やまもといちろう氏が Twitter その他SNSで言及されていたので、便乗してこの問題の紹介。
ツイートが消されていたので引用も削除しました。
「メールの添付ファイルにパスワードかけて、別メールでパスワードを送る」に言いたいこと
過去の記事で、この問題に対して、パスワードをどうやって伝えるかにフォーカスして取り上げました。以下がその記事です。
パスワードをなるべく安全に届ける方法
数日の時間が稼げるメリットってあるの?
数日間だけかせげれば問題ない情報なんてあるのでしょうか?
私が思いつくのは、会社の決算などの公開前の情報です。
公開後は秘密でも何でもないですが、公開前からはその重要性から秘密になっています。
こういった特定期間後秘密でなくなる情報なら、ブルーフォースアタックくらっても数日間稼げたらいいだろうという考えもできます。
しかし限られた状況ですので、数日の時間が稼げるメリットは考えないほうがいいです。
不要なリスクになってしまう可能性があります。
メールへのファイル添付も避けよう
しかし、そういった企業が、添付ファイルメールの後にパスワードメールを送っているなんて考えたくありません。
元記事にもあるように、別の経路(別のプロトコル)を使って、それぞれを送るべきです。
本来は、データの実体をメールで送るべきではありません。
元記事 の代案のようなオンラインストレージ使うとか、セキュアな郵送をするとか、直接持っていくとか検討すべきです。
可能な限り暗号化しないといけないようなファイルのメールへの添付は、やめましょう。
そんなこと言ったって…
でも、そんなこと言ったってオンラインストレージは禁止されているし、持っていくなんて現実的でないし、メールしか送る手段がないという方もいらっしゃると思います。

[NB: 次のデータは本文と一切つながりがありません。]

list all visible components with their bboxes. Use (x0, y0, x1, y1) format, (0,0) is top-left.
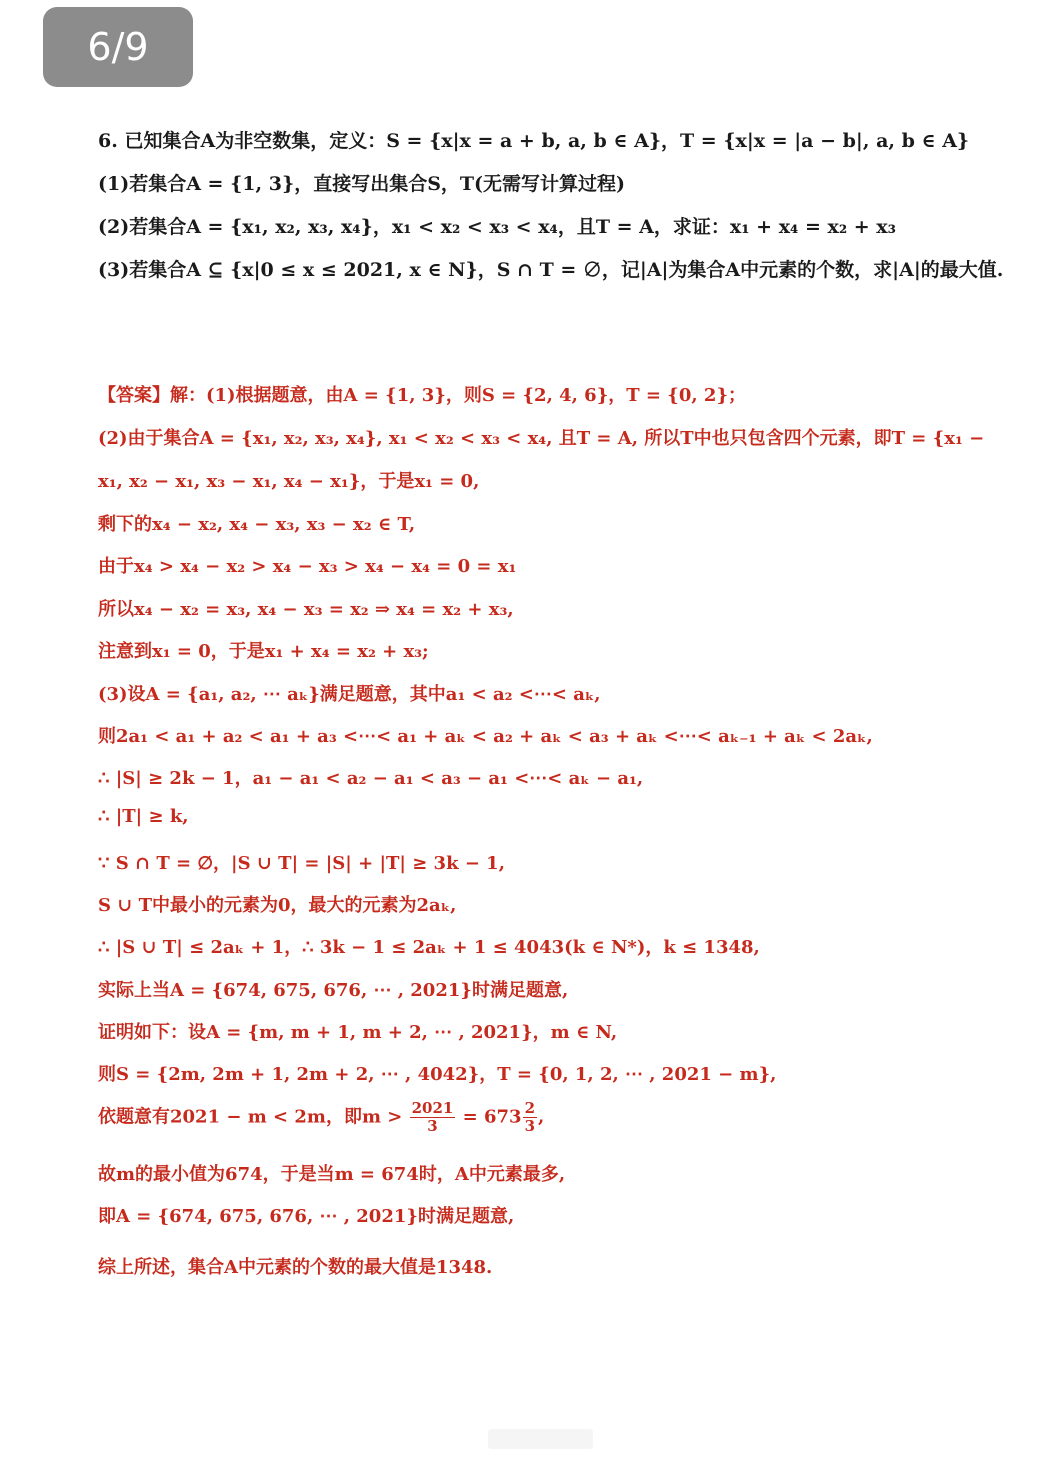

そんな方は、添付ファイルのパスワードを別メールで送る事の危険性を上司に啓蒙してもらうのと同時に、 パスワードを別経路にする事を検討してみてはいかがでしょうか?
どうするの?
筆者のOSS passend を使っていただいても結構ですし、
Line, TwitterのDM, Facebook Messenger, Skype などのツールにしてみたり、
電話で伝えるなんてのもいいと思います。